Mr Meadows is refusing to cooperate with the body he served in from 2013-2020
The House select committee investigating the 6 January insurrection will begin contempt proceedings against former Trump White House chief of staff Mark Meadows unless he appears at a previously-scheduled deposition on Wednesday.
On Monday, Mr Meadows’ attorney notified committee members that the former North Carolina congressman would halt all attempts to cooperate with the investigation of the worst attack on the Capitol since the 1814 Burning of Washington because the committee had issued “wide ranging subpoenas for information from a third party communications provider”.
In a statement select committee chairman Bennie Thompson and vice chair Liz Cheney said committee members “need to hear from him about voluminous official records stored in his personal phone and email accounts, which were required to be turned over to the National Archives in accordance with the Presidential Records Act.”

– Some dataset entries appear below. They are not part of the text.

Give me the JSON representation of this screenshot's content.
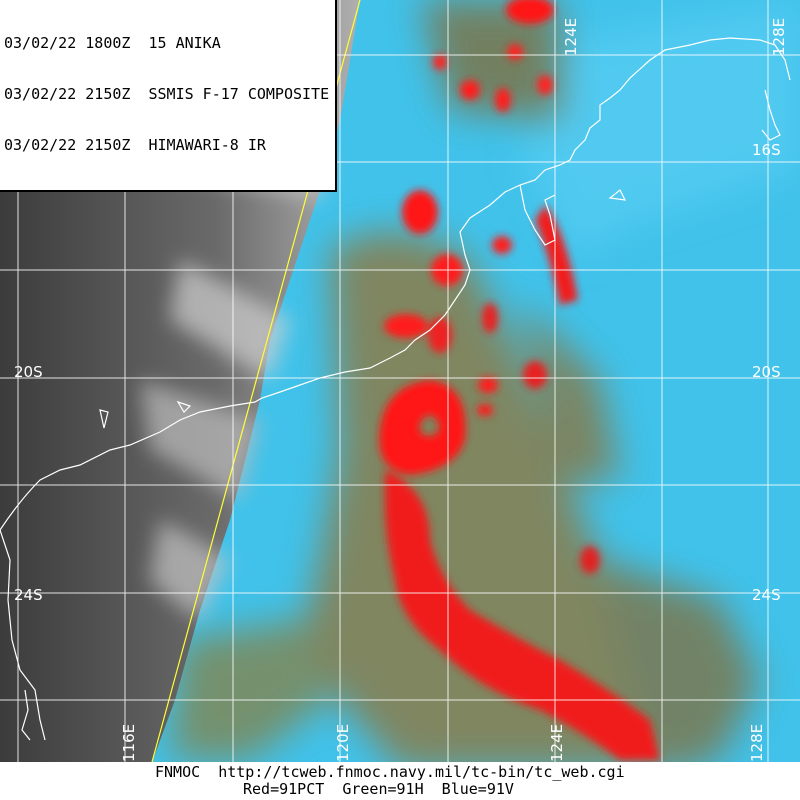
{
  "header": {
    "line1": "03/02/22 1800Z  15 ANIKA",
    "line2": "03/02/22 2150Z  SSMIS F-17 COMPOSITE",
    "line3": "03/02/22 2150Z  HIMAWARI-8 IR"
  },
  "footer": {
    "line1": "FNMOC  http://tcweb.fnmoc.navy.mil/tc-bin/tc_web.cgi",
    "line2": "Red=91PCT  Green=91H  Blue=91V"
  },
  "lat_labels": [
    "16S",
    "20S",
    "24S"
  ],
  "lon_labels": [
    "116E",
    "120E",
    "124E",
    "128E"
  ],
  "colors": {
    "ocean_cyan": "#3fc0e8",
    "ir_gray": "#5a5a5a",
    "convection_red": "#ff1a1a",
    "swath_edge": "#ffff33",
    "grid": "#ffffff"
  },
  "storm_name": "15 ANIKA"
}
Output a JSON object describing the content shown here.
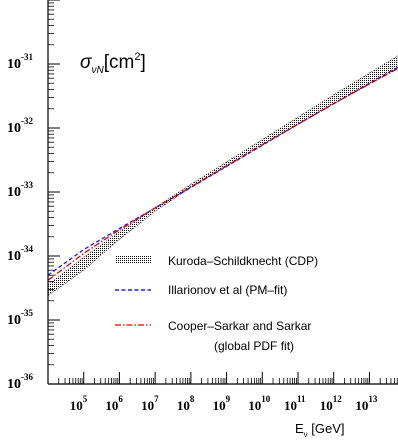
{
  "chart_data": {
    "type": "line",
    "title": "",
    "inset_label": {
      "symbol": "σ",
      "subscript": "νN",
      "unit": "[cm",
      "unit_power": "2",
      "unit_close": "]"
    },
    "xlabel": {
      "symbol": "E",
      "subscript": "ν",
      "unit": " [GeV]"
    },
    "x_scale": "log",
    "y_scale": "log",
    "xlim_exp": [
      4.0,
      13.8
    ],
    "ylim_exp": [
      -36.0,
      -30.0
    ],
    "x_major_exponents": [
      5,
      6,
      7,
      8,
      9,
      10,
      11,
      12,
      13
    ],
    "y_major_exponents": [
      -36,
      -35,
      -34,
      -33,
      -32,
      -31
    ],
    "tick_base": "10",
    "grid": false,
    "legend_position": "middle-right",
    "legend": [
      {
        "label": "Kuroda–Schildknecht (CDP)",
        "style": "dotted-band",
        "color": "#000000"
      },
      {
        "label": "Illarionov et al (PM–fit)",
        "style": "dashed",
        "color": "#1a1aff"
      },
      {
        "label": "Cooper–Sarkar and Sarkar",
        "label2": "(global PDF fit)",
        "style": "dash-dot",
        "color": "#e00000"
      }
    ],
    "series": [
      {
        "name": "Kuroda–Schildknecht (CDP)",
        "kind": "band",
        "x_log10E": [
          4.0,
          5.0,
          6.0,
          7.0,
          8.0,
          9.0,
          10.0,
          11.0,
          12.0,
          13.0,
          13.8
        ],
        "y_upper_log10": [
          -34.45,
          -34.02,
          -33.62,
          -33.24,
          -32.88,
          -32.53,
          -32.18,
          -31.83,
          -31.48,
          -31.14,
          -30.87
        ],
        "y_lower_log10": [
          -34.62,
          -34.22,
          -33.74,
          -33.3,
          -32.93,
          -32.6,
          -32.27,
          -31.94,
          -31.62,
          -31.32,
          -31.06
        ]
      },
      {
        "name": "Illarionov et al (PM–fit)",
        "kind": "line",
        "x_log10E": [
          4.0,
          5.0,
          6.0,
          7.0,
          8.0,
          9.0,
          10.0,
          11.0,
          12.0,
          13.0,
          13.8
        ],
        "y_log10": [
          -34.3,
          -33.9,
          -33.57,
          -33.25,
          -32.93,
          -32.6,
          -32.27,
          -31.94,
          -31.62,
          -31.3,
          -31.05
        ]
      },
      {
        "name": "Cooper–Sarkar and Sarkar",
        "kind": "line",
        "x_log10E": [
          4.0,
          5.0,
          6.0,
          7.0,
          8.0,
          9.0,
          10.0,
          11.0,
          12.0,
          13.0,
          13.8
        ],
        "y_log10": [
          -34.38,
          -33.96,
          -33.59,
          -33.25,
          -32.92,
          -32.59,
          -32.26,
          -31.94,
          -31.62,
          -31.31,
          -31.07
        ]
      }
    ]
  }
}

They added that they committee has “numerous questions” for Mr Meadows about records he has turned over that could not be subject to claims of executive privilege, a legal doctrine which shields communications between and among a president and his advisers.

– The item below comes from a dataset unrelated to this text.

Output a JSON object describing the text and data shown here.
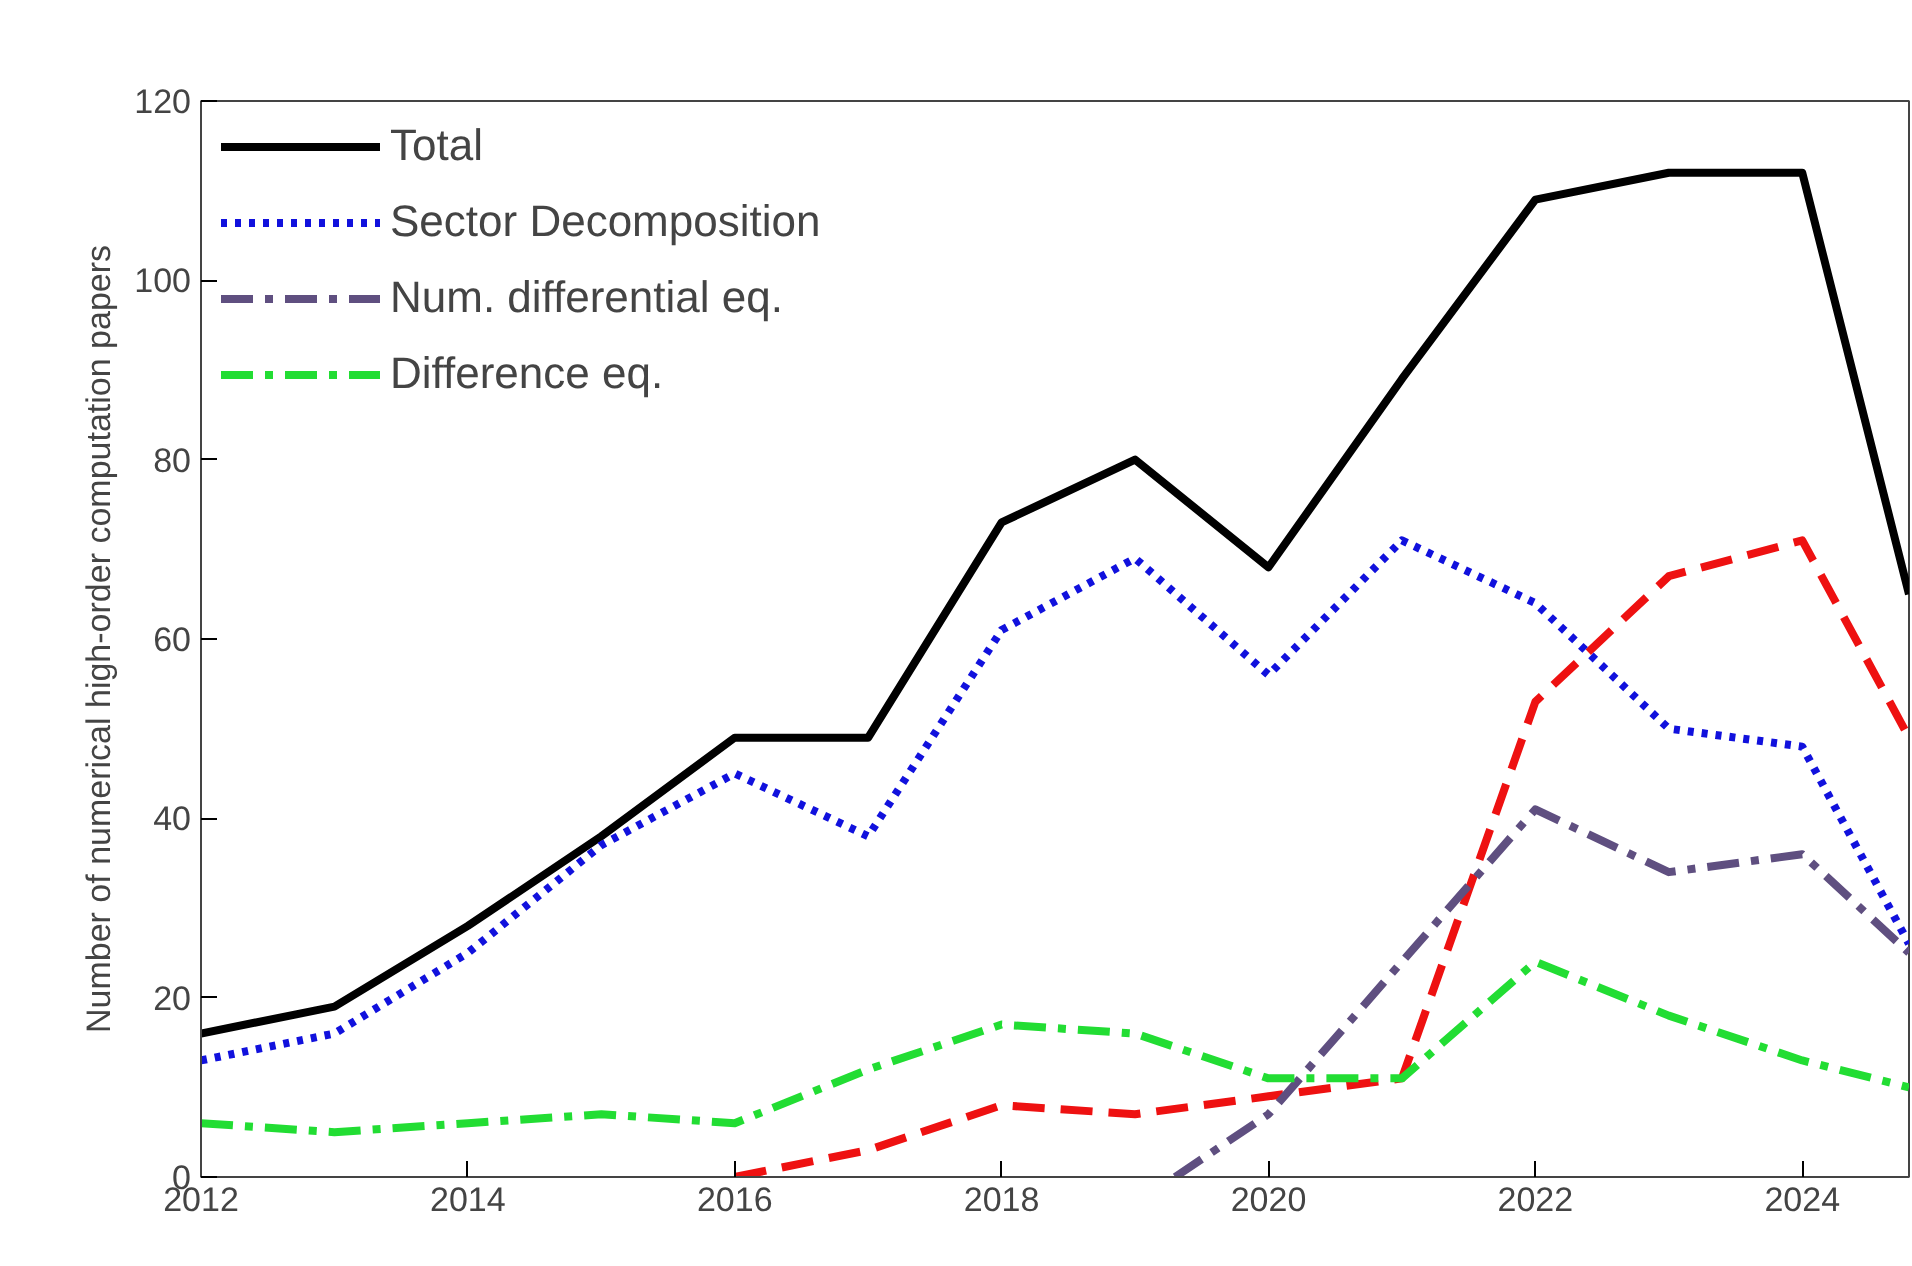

Those records, Mr Thompson and Ms Cheney said, “include real-time communications with many individuals” which took place as a mob of former president Donald Trump’s supporters stormed the Capitol in hopes of preventing congress from certifying President Joe Biden’s 2020 election victory.

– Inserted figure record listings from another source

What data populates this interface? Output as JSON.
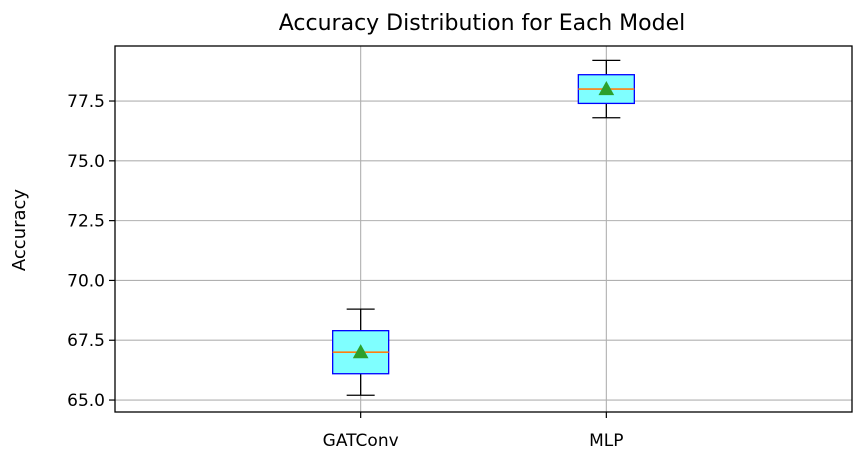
{
  "chart_data": {
    "type": "box",
    "title": "Accuracy Distribution for Each Model",
    "xlabel": "",
    "ylabel": "Accuracy",
    "ylim": [
      64.5,
      79.8
    ],
    "yticks": [
      "65.0",
      "67.5",
      "70.0",
      "72.5",
      "75.0",
      "77.5"
    ],
    "ytick_values": [
      65.0,
      67.5,
      70.0,
      72.5,
      75.0,
      77.5
    ],
    "grid": true,
    "categories": [
      "GATConv",
      "MLP"
    ],
    "boxes": [
      {
        "whisker_low": 65.2,
        "q1": 66.1,
        "median": 67.0,
        "mean": 67.0,
        "q3": 67.9,
        "whisker_high": 68.8
      },
      {
        "whisker_low": 76.8,
        "q1": 77.4,
        "median": 78.0,
        "mean": 78.0,
        "q3": 78.6,
        "whisker_high": 79.2
      }
    ],
    "colors": {
      "box_fill": "#7fffff",
      "box_edge": "#0000ff",
      "median": "#ff7f0e",
      "mean_marker": "#2ca02c",
      "grid": "#b0b0b0"
    }
  }
}
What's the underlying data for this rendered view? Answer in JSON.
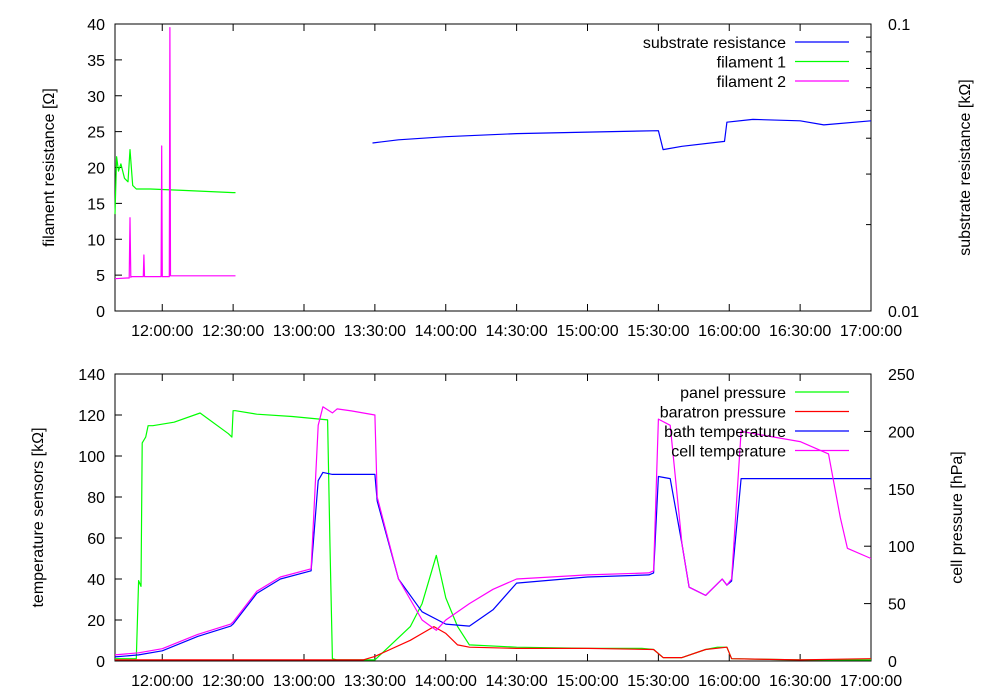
{
  "chart_data": [
    {
      "type": "line",
      "x_tick_labels": [
        "12:00:00",
        "12:30:00",
        "13:00:00",
        "13:30:00",
        "14:00:00",
        "14:30:00",
        "15:00:00",
        "15:30:00",
        "16:00:00",
        "16:30:00",
        "17:00:00"
      ],
      "xlim": [
        "11:40:00",
        "17:00:00"
      ],
      "ylabel": "filament resistance [Ω]",
      "ylim": [
        0,
        40
      ],
      "y_ticks": [
        0,
        5,
        10,
        15,
        20,
        25,
        30,
        35,
        40
      ],
      "y2label": "substrate resistance [kΩ]",
      "y2lim": [
        0.01,
        0.1
      ],
      "y2_scale": "log",
      "y2_tick_labels": [
        "0.01",
        "0.1"
      ],
      "legend_position": "top-right",
      "series": [
        {
          "name": "substrate resistance",
          "color": "#0000ff",
          "axis": "y2",
          "x": [
            "13:29:00",
            "13:40:00",
            "14:00:00",
            "14:30:00",
            "15:00:00",
            "15:30:00",
            "15:32:00",
            "15:40:00",
            "15:58:00",
            "15:59:00",
            "16:10:00",
            "16:30:00",
            "16:40:00",
            "17:00:00"
          ],
          "y": [
            0.0385,
            0.0395,
            0.0405,
            0.0415,
            0.042,
            0.0425,
            0.0365,
            0.0375,
            0.039,
            0.0455,
            0.0465,
            0.046,
            0.0445,
            0.046
          ]
        },
        {
          "name": "filament 1",
          "color": "#00ff00",
          "axis": "y",
          "x": [
            "11:40:00",
            "11:40:40",
            "11:41:30",
            "11:42:30",
            "11:44:00",
            "11:45:30",
            "11:46:20",
            "11:47:30",
            "11:49:00",
            "11:55:00",
            "12:10:00",
            "12:30:00",
            "12:31:00"
          ],
          "y": [
            13.5,
            21.5,
            19.5,
            20.5,
            18.5,
            18.0,
            22.5,
            17.5,
            17.0,
            17.0,
            16.8,
            16.5,
            16.5
          ]
        },
        {
          "name": "filament 2",
          "color": "#ff00ff",
          "axis": "y",
          "x": [
            "11:40:00",
            "11:45:00",
            "11:46:00",
            "11:46:20",
            "11:46:40",
            "11:47:00",
            "11:52:00",
            "11:52:15",
            "11:52:30",
            "11:59:30",
            "11:59:45",
            "12:00:00",
            "12:03:00",
            "12:03:15",
            "12:03:30",
            "12:31:00"
          ],
          "y": [
            4.5,
            4.6,
            4.6,
            13.0,
            4.7,
            4.8,
            4.8,
            7.8,
            4.8,
            4.8,
            23.0,
            4.8,
            4.8,
            39.5,
            4.9,
            4.9
          ]
        }
      ]
    },
    {
      "type": "line",
      "x_tick_labels": [
        "12:00:00",
        "12:30:00",
        "13:00:00",
        "13:30:00",
        "14:00:00",
        "14:30:00",
        "15:00:00",
        "15:30:00",
        "16:00:00",
        "16:30:00",
        "17:00:00"
      ],
      "xlim": [
        "11:40:00",
        "17:00:00"
      ],
      "ylabel": "temperature sensors [kΩ]",
      "ylim": [
        0,
        140
      ],
      "y_ticks": [
        0,
        20,
        40,
        60,
        80,
        100,
        120,
        140
      ],
      "y2label": "cell pressure [hPa]",
      "y2lim": [
        0,
        250
      ],
      "y2_ticks": [
        0,
        50,
        100,
        150,
        200,
        250
      ],
      "legend_position": "top-right",
      "series": [
        {
          "name": "panel pressure",
          "color": "#00ff00",
          "axis": "y2",
          "x": [
            "11:40:00",
            "11:46:00",
            "11:47:00",
            "11:49:00",
            "11:50:00",
            "11:51:00",
            "11:51:30",
            "11:53:00",
            "11:54:00",
            "11:56:00",
            "12:05:00",
            "12:16:00",
            "12:28:00",
            "12:29:30",
            "12:30:00",
            "12:31:00",
            "12:40:00",
            "12:55:00",
            "13:10:00",
            "13:11:00",
            "13:12:00",
            "13:14:00",
            "13:20:00",
            "13:30:00",
            "13:45:00",
            "13:50:00",
            "13:56:00",
            "14:00:00",
            "14:05:00",
            "14:10:00",
            "14:30:00",
            "15:00:00",
            "15:23:00",
            "15:28:00",
            "15:32:00",
            "15:40:00",
            "15:50:00",
            "15:55:00",
            "15:59:00",
            "16:01:00",
            "16:30:00",
            "17:00:00"
          ],
          "y": [
            2,
            2,
            2,
            2,
            70,
            65,
            190,
            195,
            205,
            205,
            208,
            216,
            198,
            195,
            218,
            218,
            215,
            213,
            210,
            100,
            2,
            1,
            1,
            1,
            30,
            50,
            92,
            55,
            30,
            14,
            12,
            11,
            11,
            10,
            3,
            3,
            10,
            12,
            12,
            2,
            1,
            1
          ]
        },
        {
          "name": "baratron pressure",
          "color": "#ff0000",
          "axis": "y2",
          "x": [
            "11:40:00",
            "13:10:00",
            "13:12:00",
            "13:14:00",
            "13:25:00",
            "13:30:00",
            "13:45:00",
            "13:55:00",
            "14:00:00",
            "14:05:00",
            "14:10:00",
            "14:30:00",
            "15:00:00",
            "15:28:00",
            "15:32:00",
            "15:40:00",
            "15:50:00",
            "15:59:00",
            "16:01:00",
            "16:30:00",
            "17:00:00"
          ],
          "y": [
            1,
            1,
            1,
            1,
            1,
            4,
            18,
            30,
            24,
            14,
            12,
            11,
            11,
            10,
            3,
            3,
            10,
            12,
            2,
            1,
            2
          ]
        },
        {
          "name": "bath temperature",
          "color": "#0000ff",
          "axis": "y",
          "x": [
            "11:40:00",
            "11:50:00",
            "12:00:00",
            "12:15:00",
            "12:29:00",
            "12:30:00",
            "12:40:00",
            "12:50:00",
            "13:03:00",
            "13:06:00",
            "13:08:00",
            "13:12:00",
            "13:20:00",
            "13:30:00",
            "13:31:00",
            "13:40:00",
            "13:50:00",
            "14:00:00",
            "14:10:00",
            "14:20:00",
            "14:30:00",
            "15:00:00",
            "15:26:00",
            "15:28:00",
            "15:30:00",
            "15:35:00",
            "15:40:00",
            "15:43:00",
            "15:50:00",
            "15:57:00",
            "15:59:00",
            "16:01:00",
            "16:05:00",
            "16:30:00",
            "17:00:00"
          ],
          "y": [
            2,
            3,
            5,
            12,
            17,
            18,
            33,
            40,
            44,
            88,
            92,
            91,
            91,
            91,
            78,
            40,
            24,
            18,
            17,
            25,
            38,
            41,
            42,
            43,
            90,
            89,
            57,
            36,
            32,
            40,
            37,
            39,
            89,
            89,
            89
          ]
        },
        {
          "name": "cell temperature",
          "color": "#ff00ff",
          "axis": "y",
          "x": [
            "11:40:00",
            "11:50:00",
            "12:00:00",
            "12:15:00",
            "12:29:00",
            "12:30:00",
            "12:40:00",
            "12:50:00",
            "13:03:00",
            "13:06:00",
            "13:08:00",
            "13:12:00",
            "13:14:00",
            "13:20:00",
            "13:30:00",
            "13:31:00",
            "13:40:00",
            "13:50:00",
            "13:56:00",
            "14:00:00",
            "14:10:00",
            "14:20:00",
            "14:30:00",
            "15:00:00",
            "15:26:00",
            "15:28:00",
            "15:30:00",
            "15:35:00",
            "15:40:00",
            "15:43:00",
            "15:50:00",
            "15:57:00",
            "15:59:00",
            "16:01:00",
            "16:05:00",
            "16:30:00",
            "16:42:00",
            "16:47:00",
            "16:50:00",
            "17:00:00"
          ],
          "y": [
            3,
            4,
            6,
            13,
            18,
            19,
            34,
            41,
            45,
            115,
            124,
            121,
            123,
            122,
            120,
            80,
            40,
            20,
            15,
            20,
            28,
            35,
            40,
            42,
            43,
            44,
            118,
            115,
            57,
            36,
            32,
            40,
            37,
            40,
            112,
            107,
            101,
            70,
            55,
            50
          ]
        }
      ]
    }
  ]
}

Mr Meadows has steadfastly refused to answer questions about whether he used a private mobile phone to conduct business that day — a tactic frequently used by former Trump administration officials to circumvent federal record keeping laws — or tell committee members where any emails or text messages he sent or recieved on that phone are currently located.
But at least one witness who is cooperating with the investigation — Georgia Secretary of State Brad Raffensperger — has told committee members that he recieved text messages which came from a private email account belonging to the then-White House chief of staff.
Mr Thompson and Ms Cheney also noted that Mr Meadows’ refusal to cooperate comes at the same time he appears willing “provide details about the facts and circumstances surrounding the January 6th attack, including conversations with President Trump” in his book, The Chief’s Chief, which was released to the public on Tuesday.
Mr Meadows and his attorney have claimed that conversations he may have had with former president Donald Trump on 6 January would be protected by executive privilege, but most legal experts say that his decision to include details about what he discussed with Mr Trump that day in his book amounts to a waiver of that privilege.
Legal experts also say that Mr Meadows has no right to invoke the privilege as a basis for his refusal to answer questions because it is Mr Biden — not Mr Trump or Mr Meadows — who decides whether executive privilege can be used to shield documents from or testimony by a former president’s advisers.
Mr Biden has so far declined to do so, citing what White House press secretary Jen Psaki has called the “unique and extraordinary” circumstances presented by the worst attack on America’s seat of government since the War of 1812, resulting in the first non-peaceful transfer of power in American history.
In a letter sent to Mr Terwilliger last month, White House deputy counsel Jonathan Su informed the attorney that Mr Biden would not be asserting any privileges or immunities over anything requested by the committee.
Committee members previously considered moving to hold Mr Meadows in contempt one week ago, but had agreed to put such proceedings on hold after he agreed to appear for a deposition scheduled for 8 December.
Mr Thompson and Ms Cheney said the deposition their former colleague previously agreed to would indeed take place, vowing that Mr Meadows will be subject to consequences if he does not present himself to give evidence.
“Tomorrow’s deposition, which was scheduled at Mr. Meadows’s request, will go forward as planned. If indeed Mr. Meadows refuses to appear, the Select Committee will be left no choice but to advance contempt proceedings and recommend that the body in which Mr. Meadows once served refer him for criminal prosecution,” they said.
The committee has already approved contempt citations against former Justice Department attorney Jeffrey Clark and ex-White House chief strategist Steve Bannon, the latter of whom is set to be tried in a District of Columbia federal court on two counts of criminal contempt of congress next summer. If convicted on both counts, Mr Bannon could face up to two years in jail.